Pernyataan ini disampaikan Dudung usai melayat ke rumah duka almarhum M. Rifki Renaldi, salah satu peserta SPPI yang meninggal dunia saat mengikuti Latihan Dasar Kemiliteran (Latsarmil) di Kabupaten Sumedang, Jawa Barat, pada hari yang sama. Dalam kesempatan tersebut, Dudung menyampaikan duka cita mendalam atas kepergian Rifki.
"Kami datang ke sini dengan mengucapkan bela sungkawa yang sedalam-dalamnya atas meninggalnya ananda Rifki pada saat pelatihan SPPI. Saya atas nama negara tentunya hadir untuk memberikan ucapan bela sungkawa yang sedalam-dalamnya," kata Dudung.
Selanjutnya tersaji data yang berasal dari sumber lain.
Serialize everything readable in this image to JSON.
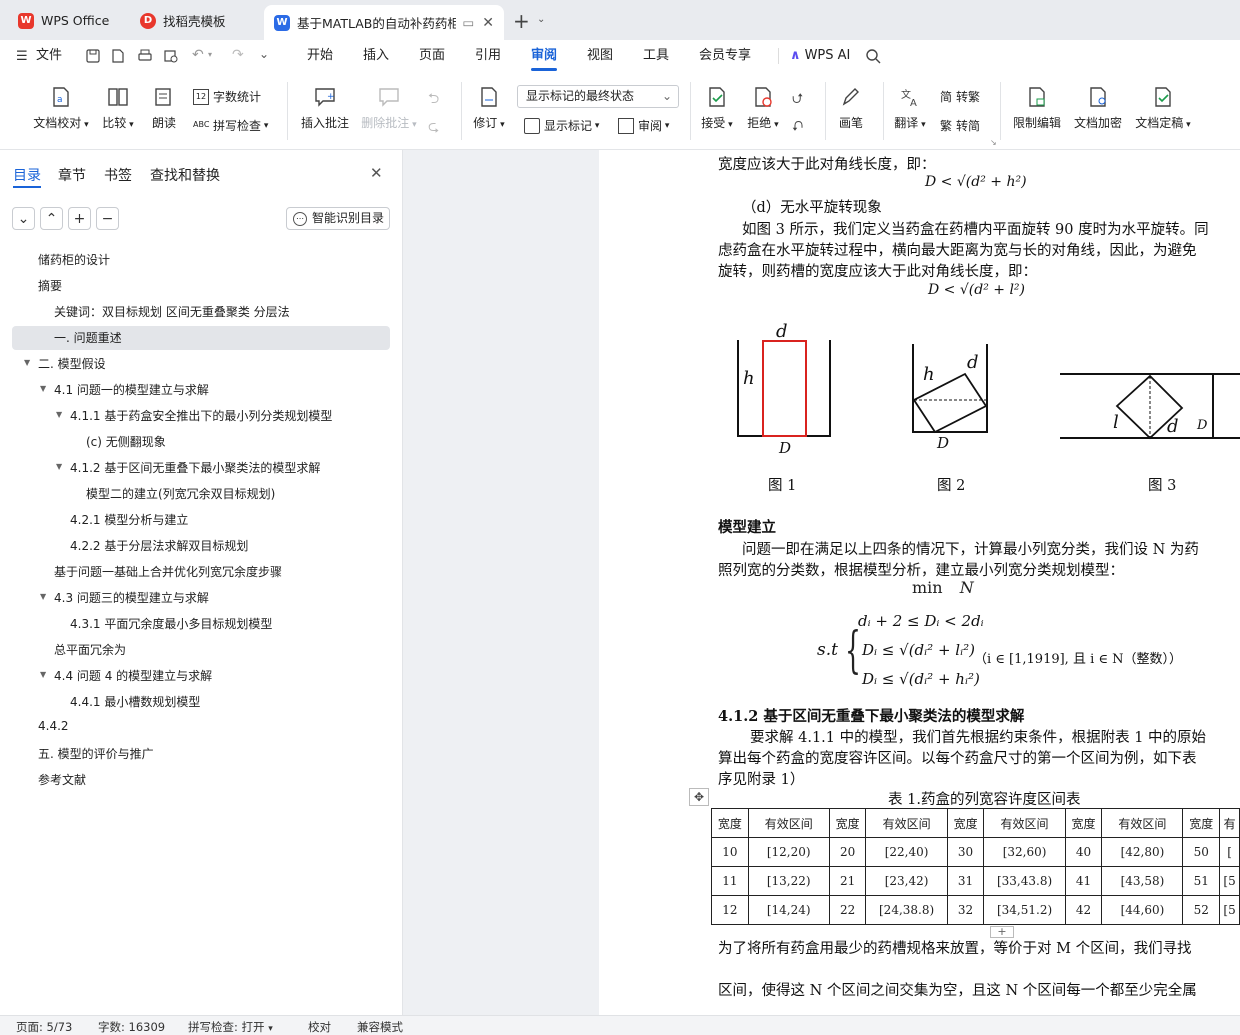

Ia bersama jajaran pemerintah dan TNI juga menyerahkan santunan sebagai bentuk kepedulian kepada keluarga almarhum. Setelah berdialog di rumah duka, rombongan Dudung melanjutkan ziarah ke makam Rifki untuk mendoakan dan memberikan penghormatan terakhir.
Insiden meninggalnya Rifki menambah daftar panjang sorotan terhadap Latsarmil. Sebelumnya, lima peserta lainnya juga dilaporkan meninggal dunia saat menjalani proses Latsarmil di berbagai satuan pendidikan TNI. Penyebab kematian bervariasi, mulai dari heat stroke, tuberkulosis, hingga henti jantung, yang mengindikasikan perlunya tinjauan ulang terhadap standar kesehatan dan keamanan pelatihan.
Menanggapi serangkaian insiden ini, Menteri Pertahanan Sjafrie Sjamsoeddin telah memerintahkan evaluasi komprehensif terhadap program Latsarmil untuk calon manajer Koperasi Merah Putih. Sebagai tindak lanjut, Kementerian Pertahanan (Kemhan) telah memutuskan untuk menghapus materi pelatihan menembak. Kepala Biro Informasi Pertahanan Sekretariat Jenderal Kemhan, Brigjen TNI Rico Ricardo Sirait, menegaskan bahwa kegiatan fisik dan pelatihan yang berkaitan dengan kemiliteran akan dikurangi secara signifikan, dengan penekanan pada pengembangan kapasitas manajerial.